Black suggested that first responders do such things as finding something in common with the veteran so they’ll feel as if they have an ally. Law enforcement can use their rank as a way to earn confidence, for example.
Ask veterans to explain what’s on their mind so they too can understand the problem and help find a way to resolve the situation.
They might say “to see my kids or get to a coffee shop,” Black said.
And don’t make the veteran feel trapped because they might feel the need to fight their way out.
One law enforcement professional told the presenters that they don’t usually have a lot of time to deal with these types of situations. The list of resources and the information about the needs of new veterans provided during the summit likely would prove helpful, however, he said.
“We have to take everything case by case,” he said.
Staff Sgt. Brock Eckstein of Elgin, who’s a member of the 3-116th, the local cavalry unit that returned in September from its second year-long tour in Iraq, talked Tuesday about injuries he sustained while in Iraq.
He was close to a roadside bomb when it blew up. He suffered hearing damage and later discovered his lungs were affected by chemicals the explosive released.
“I’ve seen the worst,” Eckstein said of his Army experience.
Eckstein’s lung damage wasn’t detected by the military; he ended up going to a civilian doctor for help.
When Eckstein was through with Army service, he watched as some of his former comrades in arms numbed their pain with drugs and alcohol because “that’s all they had.”
His friends seemingly made “nonstop trips to the drunk tank,” he said.
This is why the increased interest in helping new veterans reintegrate is “awesome,” Eckstein said. “It’s good that it’s here now.”
About 600 members of Oregon Army National Guard’s 3-116th returned from duty in Iraq this past fall. Experts anticipate that some of these veterans will have difficulties that might put them in contact with first responders within a year to 18 months after ending their service.
Their families see it much earlier, however, said Jennifer Kotz, a family assistance specialist attached to the Oregon National Guard. She helps National Guard families obtain community and military resources and works in LaGrande.
The veteran can become distant, depressed, hyper-vigilant, and suffer from insomnia. Some spouses seek out help when they see their mates careening toward big trouble, but have received little advice or assistance in the past. Kotz said she hopes the information being disseminated now will make a difference for these veterans and their families.
Lambert also warned that local agencies should continue working together to help these veterans in case the state and federal reintegration programs are no longer funded.
Baker City Police Chief Wyn Lohner said that strengthening this effort is the primary goal.
He, Jane Chandler of Baker County Veterans Services, and Debbie Gargalis of WorkForce Oregon worked together to bring the reintegration training to Baker City.

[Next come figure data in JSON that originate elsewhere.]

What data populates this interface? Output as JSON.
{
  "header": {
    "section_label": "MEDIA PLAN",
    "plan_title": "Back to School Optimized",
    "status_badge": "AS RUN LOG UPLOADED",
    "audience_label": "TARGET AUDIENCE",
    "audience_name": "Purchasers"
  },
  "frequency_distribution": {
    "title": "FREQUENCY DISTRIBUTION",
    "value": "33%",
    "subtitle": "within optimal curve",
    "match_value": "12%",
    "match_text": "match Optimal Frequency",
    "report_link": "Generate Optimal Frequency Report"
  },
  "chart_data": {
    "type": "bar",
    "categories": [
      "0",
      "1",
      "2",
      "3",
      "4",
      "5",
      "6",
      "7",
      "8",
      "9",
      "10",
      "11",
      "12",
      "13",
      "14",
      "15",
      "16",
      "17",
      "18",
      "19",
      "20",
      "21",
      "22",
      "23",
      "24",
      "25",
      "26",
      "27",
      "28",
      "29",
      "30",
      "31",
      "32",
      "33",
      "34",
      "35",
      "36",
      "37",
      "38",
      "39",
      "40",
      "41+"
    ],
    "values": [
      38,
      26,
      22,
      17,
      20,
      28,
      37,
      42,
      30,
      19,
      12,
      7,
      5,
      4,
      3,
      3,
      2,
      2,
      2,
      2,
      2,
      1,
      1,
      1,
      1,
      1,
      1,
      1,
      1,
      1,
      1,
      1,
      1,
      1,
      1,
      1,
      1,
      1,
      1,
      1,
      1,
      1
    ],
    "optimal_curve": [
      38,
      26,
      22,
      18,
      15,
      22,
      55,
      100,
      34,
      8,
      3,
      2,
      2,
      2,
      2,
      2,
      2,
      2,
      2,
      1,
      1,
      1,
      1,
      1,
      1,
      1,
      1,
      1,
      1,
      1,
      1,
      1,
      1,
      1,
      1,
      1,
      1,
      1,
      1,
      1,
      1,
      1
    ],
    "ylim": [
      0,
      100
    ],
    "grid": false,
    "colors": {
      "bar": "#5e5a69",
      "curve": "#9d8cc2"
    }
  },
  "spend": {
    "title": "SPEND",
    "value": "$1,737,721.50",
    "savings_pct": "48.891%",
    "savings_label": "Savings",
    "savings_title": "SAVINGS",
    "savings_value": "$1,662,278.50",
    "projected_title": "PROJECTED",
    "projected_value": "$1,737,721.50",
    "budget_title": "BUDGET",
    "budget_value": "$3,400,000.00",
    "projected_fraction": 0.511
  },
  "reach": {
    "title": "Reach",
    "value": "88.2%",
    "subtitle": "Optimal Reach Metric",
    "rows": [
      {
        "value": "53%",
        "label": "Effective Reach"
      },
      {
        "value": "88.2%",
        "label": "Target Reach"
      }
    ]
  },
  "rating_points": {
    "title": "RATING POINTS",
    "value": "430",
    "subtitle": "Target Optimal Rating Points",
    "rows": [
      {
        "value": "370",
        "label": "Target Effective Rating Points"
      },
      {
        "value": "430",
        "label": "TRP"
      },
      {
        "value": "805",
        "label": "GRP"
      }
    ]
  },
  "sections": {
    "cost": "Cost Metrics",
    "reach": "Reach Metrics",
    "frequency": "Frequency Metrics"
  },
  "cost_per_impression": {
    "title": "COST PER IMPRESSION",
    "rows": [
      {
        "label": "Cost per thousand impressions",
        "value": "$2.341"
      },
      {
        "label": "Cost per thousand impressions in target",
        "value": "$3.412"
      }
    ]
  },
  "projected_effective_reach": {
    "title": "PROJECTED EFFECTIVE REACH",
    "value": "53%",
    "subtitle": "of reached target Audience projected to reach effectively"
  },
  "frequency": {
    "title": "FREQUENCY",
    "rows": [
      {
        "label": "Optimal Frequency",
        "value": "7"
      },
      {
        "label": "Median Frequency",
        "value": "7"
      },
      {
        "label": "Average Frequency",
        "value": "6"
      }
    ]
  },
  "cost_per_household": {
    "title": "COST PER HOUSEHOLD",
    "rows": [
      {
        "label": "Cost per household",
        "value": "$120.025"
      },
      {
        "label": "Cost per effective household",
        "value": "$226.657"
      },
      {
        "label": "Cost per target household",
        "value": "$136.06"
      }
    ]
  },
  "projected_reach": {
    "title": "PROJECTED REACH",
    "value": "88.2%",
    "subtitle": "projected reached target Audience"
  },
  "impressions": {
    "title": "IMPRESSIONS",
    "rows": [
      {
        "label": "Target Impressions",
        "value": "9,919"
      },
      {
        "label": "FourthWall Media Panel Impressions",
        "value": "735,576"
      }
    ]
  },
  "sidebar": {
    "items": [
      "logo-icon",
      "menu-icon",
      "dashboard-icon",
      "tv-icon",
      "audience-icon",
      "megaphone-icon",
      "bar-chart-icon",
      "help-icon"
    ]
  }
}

“I think it was a great start. I heard a lot of positive feedback. It was an eye-opener,” Lohner said afterward. “The goal was to help understand, to prevent things from escalating so we don’t end up in a crisis situation with one of our vets.”
“We want to be proactive,” he said.
And Chandler found the event helpful because of the insight the speakers provided. Knowing that a soldier’s view of the world is “black or white” and “right or wrong” will allow her to better assist the community’s newest veterans.
It also would ensure they receive “all of the services they deserve,” she said.
The area transition assistance team is composed of Staff Sgt. Patrick Caldwell, Raymond Powers and Ricardo Gloria.
The program leaders were scheduled to hold similar events in La Grande, Pendleton and Hermiston by this evening.